Proust had his madeleine dipped in tea that brought back a flood of long-forgotten memories.
I have my father’s bar.
Not the taste of liquor or any particular cocktail, but the actual physical bar top, the shelves, the stools. See, when I was about elementary school age, my dad built a bar in our basement. Several of his friends had already had bars built at their homes, and much as Dad loved to entertain he was not about to be out done.The front of his bar was upholstered in black faux leather had a bright red top. The leather bar stools, which alternated red and black,were arranged along the 7+ foot length. The wall behind was mirrored and the shelves under the bar were stocked with all the popular liquors of the ’70s and ’80s: Gordon’s and Tanqueray gin, Dewar’s and Chivas scotch, Bacardi rum, Smirnoff and Absolut vodka, Christian Brothers brandy, a bottle of Galliano that never fit on the shelf and never got opened, Kaluha, Courvoisier, Harvey’s Bristol Cream (for the ladies) and Johnny Walker Red and Black and the odd bottle of Wild Turkey.
The basement bar was Dad’s precursor to today’s man cave. It was the place he and his friends would socialize, play marathon games of pinochle, watch football and basketball, listen to R&B albums. But for me, it was the world’s best place for games of make believe. I can remember taking a station behind the bar while my friends would clambor up on the stools. Then I’d act out the part of bartender , or rather what I thought bartenders did based on my extensive research viewing soap operas and old movies.
“What will you have?”
“Scotch,” said my customers, who had all seen the same shows.
“You want that with rocks or neat?” (I told you I had been studying)
“How many rocks?” (For some reason my studies seemed to suggest this was a reasonable question)

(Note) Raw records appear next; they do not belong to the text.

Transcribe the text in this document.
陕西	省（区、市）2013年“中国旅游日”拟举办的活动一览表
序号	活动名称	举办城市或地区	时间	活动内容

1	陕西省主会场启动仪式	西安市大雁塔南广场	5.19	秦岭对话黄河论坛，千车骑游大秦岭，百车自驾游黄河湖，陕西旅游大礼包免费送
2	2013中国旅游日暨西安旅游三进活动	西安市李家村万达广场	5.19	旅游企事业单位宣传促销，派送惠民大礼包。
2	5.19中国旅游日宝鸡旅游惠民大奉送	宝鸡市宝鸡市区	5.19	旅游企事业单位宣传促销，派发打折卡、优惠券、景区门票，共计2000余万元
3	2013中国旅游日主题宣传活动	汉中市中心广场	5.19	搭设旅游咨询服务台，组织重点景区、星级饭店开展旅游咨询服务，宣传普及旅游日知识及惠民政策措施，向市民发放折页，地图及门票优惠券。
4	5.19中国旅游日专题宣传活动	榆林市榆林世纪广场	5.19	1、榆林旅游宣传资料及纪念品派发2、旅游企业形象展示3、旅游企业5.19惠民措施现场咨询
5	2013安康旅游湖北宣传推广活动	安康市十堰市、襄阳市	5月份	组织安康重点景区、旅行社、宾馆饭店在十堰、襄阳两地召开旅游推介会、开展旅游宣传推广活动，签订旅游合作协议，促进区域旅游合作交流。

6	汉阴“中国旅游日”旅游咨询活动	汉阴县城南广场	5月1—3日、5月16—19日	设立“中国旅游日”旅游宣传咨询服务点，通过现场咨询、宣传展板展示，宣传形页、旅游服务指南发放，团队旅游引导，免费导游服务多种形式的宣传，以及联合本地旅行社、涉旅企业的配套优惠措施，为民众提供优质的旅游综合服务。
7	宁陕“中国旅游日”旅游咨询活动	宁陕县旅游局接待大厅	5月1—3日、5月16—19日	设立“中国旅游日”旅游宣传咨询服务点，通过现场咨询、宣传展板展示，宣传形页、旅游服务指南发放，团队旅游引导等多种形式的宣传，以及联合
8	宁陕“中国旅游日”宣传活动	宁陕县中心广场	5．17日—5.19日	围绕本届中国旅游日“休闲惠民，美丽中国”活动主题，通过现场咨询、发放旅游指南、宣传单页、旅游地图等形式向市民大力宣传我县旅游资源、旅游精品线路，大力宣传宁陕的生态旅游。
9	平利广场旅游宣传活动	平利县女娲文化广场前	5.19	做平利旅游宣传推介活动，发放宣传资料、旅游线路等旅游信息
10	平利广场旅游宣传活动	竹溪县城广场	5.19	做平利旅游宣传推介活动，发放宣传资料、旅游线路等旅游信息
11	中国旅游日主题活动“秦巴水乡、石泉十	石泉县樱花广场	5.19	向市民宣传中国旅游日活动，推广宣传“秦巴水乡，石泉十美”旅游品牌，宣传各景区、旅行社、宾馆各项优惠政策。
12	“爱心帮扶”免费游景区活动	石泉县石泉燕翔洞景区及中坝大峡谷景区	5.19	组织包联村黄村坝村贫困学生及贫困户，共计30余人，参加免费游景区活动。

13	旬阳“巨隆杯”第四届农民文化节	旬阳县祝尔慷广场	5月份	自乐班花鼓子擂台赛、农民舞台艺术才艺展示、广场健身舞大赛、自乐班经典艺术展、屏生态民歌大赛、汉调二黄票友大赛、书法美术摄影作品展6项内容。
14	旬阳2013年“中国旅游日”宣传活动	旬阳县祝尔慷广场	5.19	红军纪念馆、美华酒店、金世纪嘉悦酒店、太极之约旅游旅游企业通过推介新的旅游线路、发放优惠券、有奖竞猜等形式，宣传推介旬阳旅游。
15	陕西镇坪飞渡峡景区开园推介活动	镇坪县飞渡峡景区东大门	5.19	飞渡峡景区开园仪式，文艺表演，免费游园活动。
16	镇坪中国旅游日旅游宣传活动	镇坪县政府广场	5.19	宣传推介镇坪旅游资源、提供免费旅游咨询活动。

Each of my friends required a different number of rocks in their drinks. Then I’d mime putting the appropriate number of ice cubes in their glass, pouring their scotch and giving each a little stir with a swizzle stick. Only the glass, well really a plastic cup, and the swizzle stick were real. As they “sipped,” I’d keep busy wiping the bar top and glasses with a cloth. You could not tell me I wasn’t a pro.
It wasn’t too long after Dad retired and moved back to his hometown in North Carolina that he had a bar installed in the basement there. While the new bar isn’t as long, it’s plenty fancy. Dad’s bottle stock also got an upgrade: Bombay has replaced the Gordon’s, there’s Ciroc and Grey Goose, Hennessy and Remy Martin join the Courvoisier, Appleton Reserve rum, and a bottle of Johnny Walker Blue Label.
Coming back to my parent’s house for Christmas, walking downstairs and seeing that bar brings back such a rush of happy memories. Of those times when I was allowed to stay downstairs when my dad had company, listening in on his and his friend’s conversation as they played cards, being sent to bring down more ice in the big red and white ice bucket, or to freshen up a drink (“not too much orange juice and just a little more ice.”).
Dad passed away a little over a year ago. No gathering will ever be the same without him, the consummate host. But, his bar still remains, and with it all those memories. Now that comfortably over the legal drinking age, I no longer have to pretend to pour drinks. And I’ve picked up a few skills and some knowledge through the years.
So this holiday season, I’m spending time behind the bar once again. As you toast and drink to your friends and family, I’ll be doing the same.